Con respecto a lo de Cataluña he de decir que la prohibición tiene más carácter de antiespañolismo que de velar por la integridad de los toros. Esto es así porque todos los animales sufren, ¿o es que los terneros no sufren cuando le separan nada más nacer de sus madres para después hincharlos a comer y seguidamente matarlos electrocutándolos para que nos los comamos? ¿No sufren las gallinas que están encerradas en naves que reproducen las características climáticas de la primavera teniéndo unos focos encendidos las 24 horas del día que reproducen la luz solar de un día primaveral ya que esté es el momento en que más huevos ponen las gallinas? ¿No sufren las ocas cuando las entierran, las abren el pico con artefactos diabólicos de forma forzosa y las hinchan a piensos para que su foie salga rico y cuanto antes a la venta? Cuando el Parlament apruebe leyes en contra de estas torturas, dejaré de pensar que la Ley antitaurina catalana es una ley antiespañola para empezar pensar que la prohibición de los toros en Cataluña se hizo por el interés y la vida de los animales.

Fdo: Canica

Manuel dijo...

Pascu,
la vida es:
1) dolor, sufrimiento, atrocidad, agresividad
PERO TAMBIÉN
2) empatía, compasión, solidaridad

El ser humano tiene ambos elementos en su naturaleza (ambas cosas fueron útiles en algún momento de nuestra evolución como especie para proporcionarmos mayores posibilidades de supervivencia y replicación).

Tal y como lo planteas parece que sólo existe el punto 1. Pues no.

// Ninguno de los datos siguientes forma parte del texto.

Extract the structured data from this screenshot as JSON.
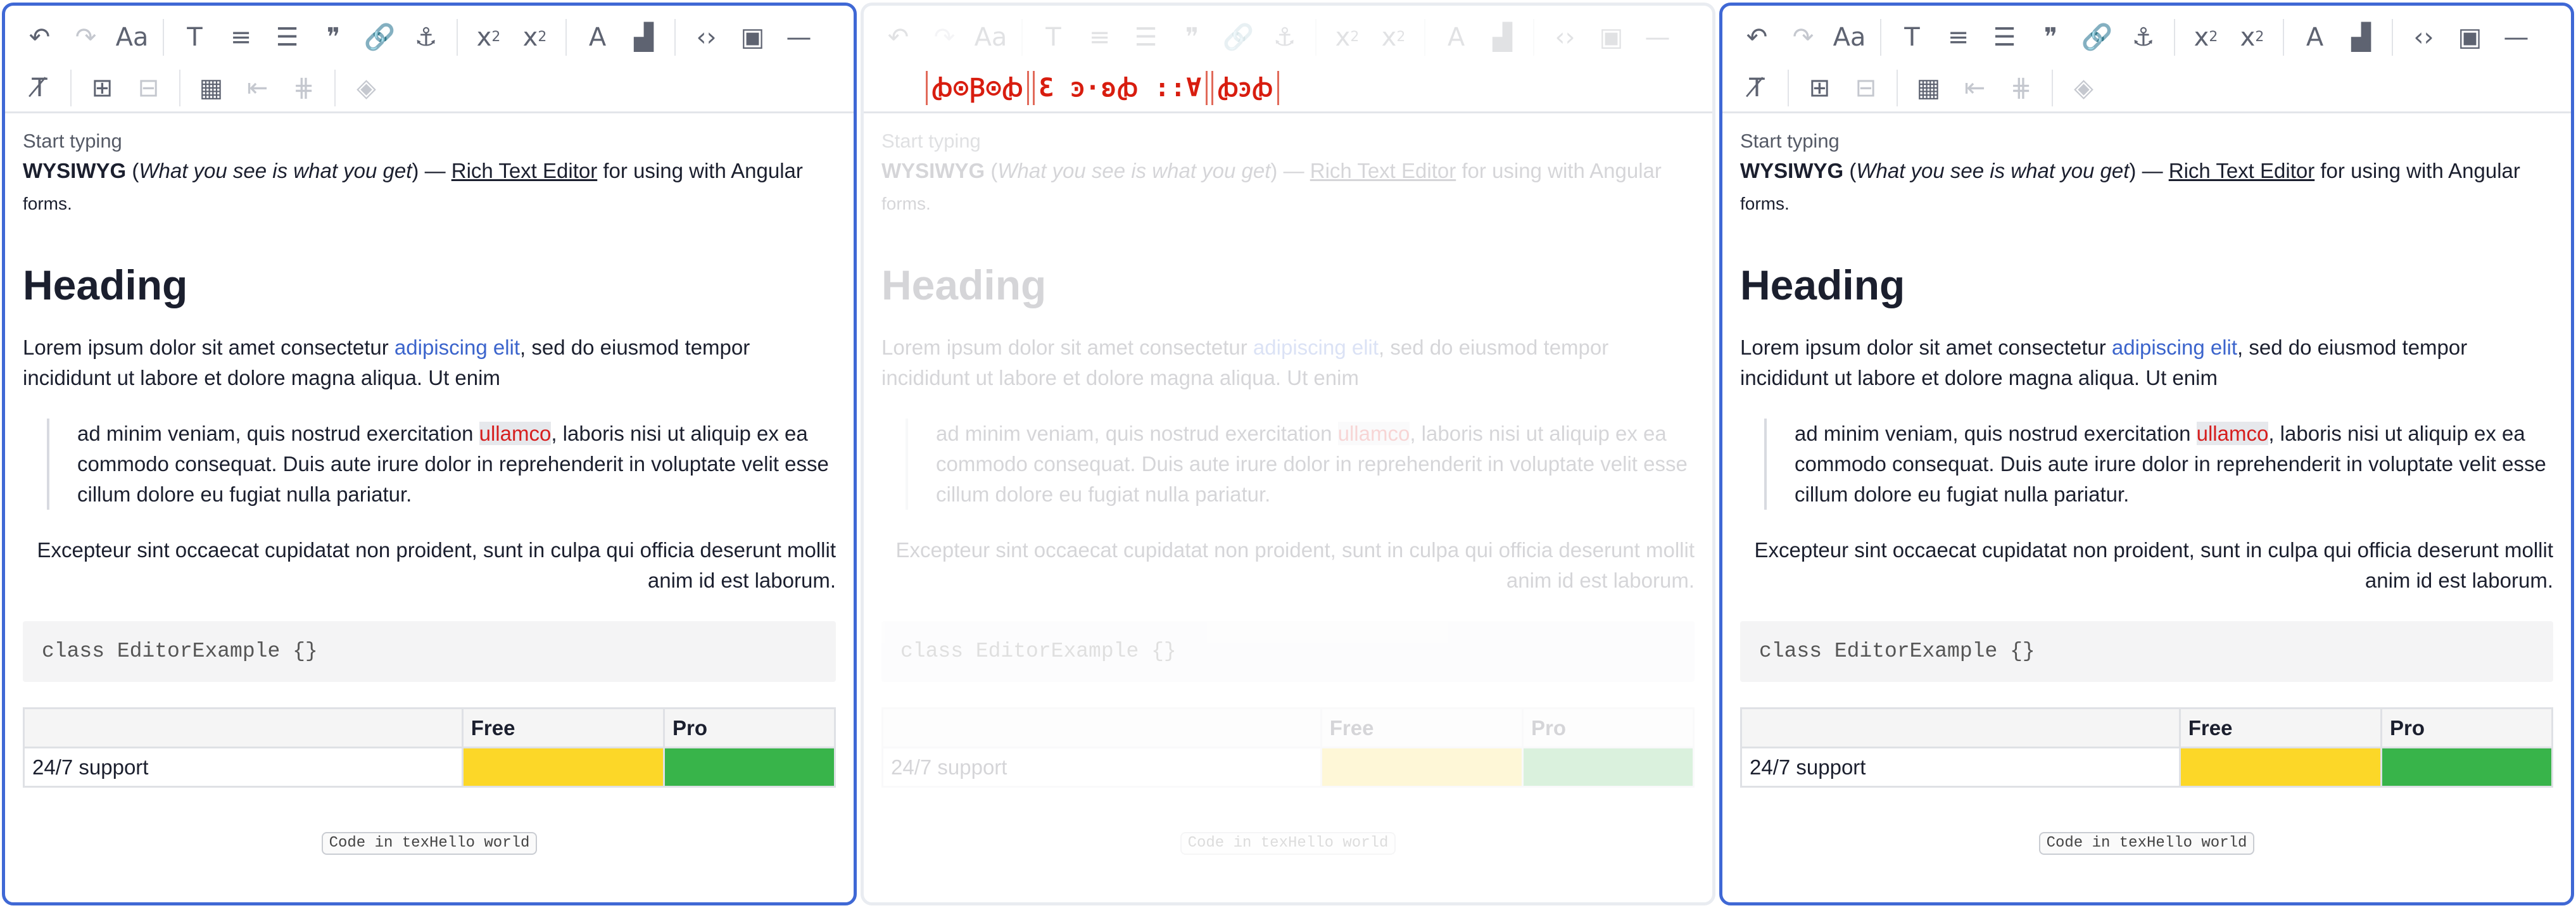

Es tu responsabilidad ética desarrollar y cultivar el punto 2 por encima del 1. Puedes elegir entre ser una buena persona, empática, con compromiso ético (como César) o un cínico, un soberbio avinagrado sin compasión.

Lo que argumentas sirve para justificar cualquier atrocidad, desde el circo romano, al genocidio de minorías... (¡total es una válvula de escape social ), como si en nosotros sólo existiera el mal y no tuvieramos capacidad de decisión).

Manuel dijo...

Canica,

Estás mal informado, te está manipulando la derecha.

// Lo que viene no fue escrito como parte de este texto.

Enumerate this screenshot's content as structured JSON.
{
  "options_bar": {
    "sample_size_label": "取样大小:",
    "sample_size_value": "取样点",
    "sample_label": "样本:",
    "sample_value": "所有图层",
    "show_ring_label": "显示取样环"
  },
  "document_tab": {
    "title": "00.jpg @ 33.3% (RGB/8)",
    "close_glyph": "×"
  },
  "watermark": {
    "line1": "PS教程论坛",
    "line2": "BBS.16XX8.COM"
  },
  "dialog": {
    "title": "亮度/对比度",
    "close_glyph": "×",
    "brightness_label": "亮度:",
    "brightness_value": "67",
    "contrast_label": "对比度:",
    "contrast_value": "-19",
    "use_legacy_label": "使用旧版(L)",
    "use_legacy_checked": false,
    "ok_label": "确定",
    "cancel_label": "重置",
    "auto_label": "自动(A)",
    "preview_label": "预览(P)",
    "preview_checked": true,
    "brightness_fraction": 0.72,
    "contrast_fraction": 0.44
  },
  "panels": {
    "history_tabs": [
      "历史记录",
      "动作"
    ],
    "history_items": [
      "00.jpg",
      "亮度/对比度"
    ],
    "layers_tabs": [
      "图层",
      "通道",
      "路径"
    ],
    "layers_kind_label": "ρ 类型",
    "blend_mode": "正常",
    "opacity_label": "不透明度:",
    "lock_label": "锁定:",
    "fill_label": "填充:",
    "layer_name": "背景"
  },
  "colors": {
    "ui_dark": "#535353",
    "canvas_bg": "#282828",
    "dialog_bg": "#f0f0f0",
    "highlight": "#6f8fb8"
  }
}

Leete el artículo 5.1 de a ley de Protección de Animales, aprobada en abril de 1991 por el Parlamento de Canarias (cuya única excepción es el artículo 5.2: celebración de peleas de gallos) y no te dejes engañar.

Estoy seguro de que ciertos elementos nacionalistas (ERC) se han frotado las manos con la posibilidad de prohibir una fiesta "española".
Pero el debate no ha ido por esos derroteros. De hecho los dos partidos principales del Parlament (CIU y PSC, que se autodefinen como catalanistas) dieron libertad de voto, hecho que no se hubiera producido si el debate fuera identitario.

En las comparecencias antes de la votación, intervinieron a favor de la abolición la escritora Espido Freire y el científico Jorge Wagensberg... no sé si te parecen nacionalistas (supongo que piensas que hiceron su discurso en castellano para despistar).

El debate es si con el nivel de progreso, desarrollo y cultura que estamos alcanzando nos podemos permitir todavía estás prácticas amparadas en la tradición. La ablación de clítoris también es una tradición y hace 20 años estaba bien visto pegarle a tu mujer en España (incluso Martes y 13 tenía un sketch muy gracioso para los parámetros de la época, "mi marido me pega"). Es normal que con el paso de los años aumente la sensibilidad en general al sufrimiento animal.

Ese es el debate. Aunque luego te vengan los de la cadena del toro, Rajoy y la derecha carca a decirte que el problema es que los catalanes somos anti-españoles y queremos atacaros a toda costa. Intentando darle un giro radical al tema que se está debatiendo y votando.

En Cataluña se celebran muchísimas tradiciones españolas (algunas en momentos tan importantes como Navidad y Semana Santa) y nadie se ha metido con ellas. La mayoría de los catalanes no somos ni anti-españoles, ni queremos joderos, ni estamos para politiqueos… pero la derecha española se está esforzando de lindo (manipulando, sembrando odio) para que el independentismo crezca en Cataluña, y al final sea nuestra única opción.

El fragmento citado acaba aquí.